There is nothing you can do accept hold your breathe and hope all goes well My granddaughter mid teens is always talking about ‘when she goes travelling’ but so far there is always a friend mentioned too so I can only hope. It’s the solo bit that would worry me but as others have said the chances are high that she will be absolutely fine and a lot richer for it but huge empathy for you

BeeGran Fri 26-Jan-18 14:29:12

That is a comprehensive and very handy list, thank you MissFoodGran. I will heed all this wonderful advice and prep as best I can for her amazing adventure. She was talking about doing a blog too so there will hopefully be regular updates. And Tanyaswisse - I am sorry to hear your loved ones are moving away. Life can be so hard sometimes. I'm sure they will miss you dreadfully too. We just need to make a huge effort to keep in touch.

Coconut Fri 26-Jan-18 16:45:53

I felt this way years ago when my son travelled around Thailand and Australia. Talk to her, tell her all your fears and just make sure that she is 100% street savvy and aware of all scenarios of being alone, trusting others, where to go for help etc Can you fly out and join her for a holiday ? When you watch films like Taken, Hostel etc it puts the fear of hell inside you. However, realistically 1000’s of kids do this all the time and came home safe and sound. I feel for you 💐

newnanny Fri 26-Jan-18 17:10:37

Also tell her to be very careful of pickpockets especially in tourist destinations. Keep her money and cards separate. Ig her travel involves staying in hostels she will need a couple of padlocks one for rucksack and one for locker. Make sure you have her bank details and can pay in emergency cash if she needs it. Make sure she has comprehensive health insurance.
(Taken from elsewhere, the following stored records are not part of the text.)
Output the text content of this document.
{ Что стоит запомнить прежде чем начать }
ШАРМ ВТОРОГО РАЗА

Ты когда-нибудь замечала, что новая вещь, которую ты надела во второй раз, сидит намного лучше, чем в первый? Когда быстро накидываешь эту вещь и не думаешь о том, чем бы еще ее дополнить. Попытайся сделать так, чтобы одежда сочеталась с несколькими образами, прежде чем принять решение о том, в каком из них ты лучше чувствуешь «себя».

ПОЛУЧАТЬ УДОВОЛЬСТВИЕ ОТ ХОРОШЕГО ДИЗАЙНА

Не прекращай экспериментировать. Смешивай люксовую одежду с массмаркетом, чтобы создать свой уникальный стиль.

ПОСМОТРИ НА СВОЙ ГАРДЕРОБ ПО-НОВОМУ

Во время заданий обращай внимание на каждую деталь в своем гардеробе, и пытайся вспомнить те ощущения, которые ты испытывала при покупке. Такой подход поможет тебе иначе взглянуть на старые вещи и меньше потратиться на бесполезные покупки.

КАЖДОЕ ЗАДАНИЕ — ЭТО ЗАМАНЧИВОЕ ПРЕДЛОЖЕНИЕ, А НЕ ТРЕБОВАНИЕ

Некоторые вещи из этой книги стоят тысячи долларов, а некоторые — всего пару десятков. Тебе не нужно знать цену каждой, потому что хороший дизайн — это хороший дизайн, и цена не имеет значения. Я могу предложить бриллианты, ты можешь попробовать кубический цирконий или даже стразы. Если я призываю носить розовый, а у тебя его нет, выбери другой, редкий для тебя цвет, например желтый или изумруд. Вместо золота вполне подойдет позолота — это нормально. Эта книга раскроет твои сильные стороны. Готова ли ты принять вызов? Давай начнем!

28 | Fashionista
moobox Fri 26-Jan-18 17:18:00

Yes, make sure of the insurance. My DD had her smear the week before she left, and I had to wake her up in NZ with the news that she should have precautionary treatment. I said to have it there or come home, so she had it out there, but these things become a more of a huge thing when they are so far away

Grannyknot Fri 26-Jan-18 17:18:24

Beegran you've had lots of advice on here and some good tips. I think asking her to check in with you daily is a bit much (or setting any sort of target for contact). I say this because I was on the other end of that stick when a friend visited and was constantly checking her phone to see whether her daughter (far away) had contacted her - and then fretting when she didn't. It was a pain in the bum to be around her if I'm honest. I thought Whatever happened to no news is good news?

Just because we now have the technology to constantly be in touch, that doesn't mean we have to use it.

Trust the Universe - and your granddaughter.

Oldcroc17 Fri 26-Jan-18 17:18:25

My son and daughter both went travelling and I felt / feel the same as my son is now back but my daughter is still on her travels. Sometimes I’ve felt she’s been safer in certain places than if she’d stayed in London. I gave her a 5/7 day rule, that is I want some communication every 5 days and if it got to 7 days I would be worrying. It never got to 7 days! She has made LOADS of friends and never seemed to be on her own.

Morgana Fri 26-Jan-18 18:07:27

D.S. went on his own and had a whale of a time. Few tricky times. Told him to make sure he guarded his passport and his ticket back with his life. Made sure we had accounts at same bank so I could top up his account immediately. D.H
always says he went off a boy and came back a man! Wish her well, don't cry when you see her off and trust her to return safely.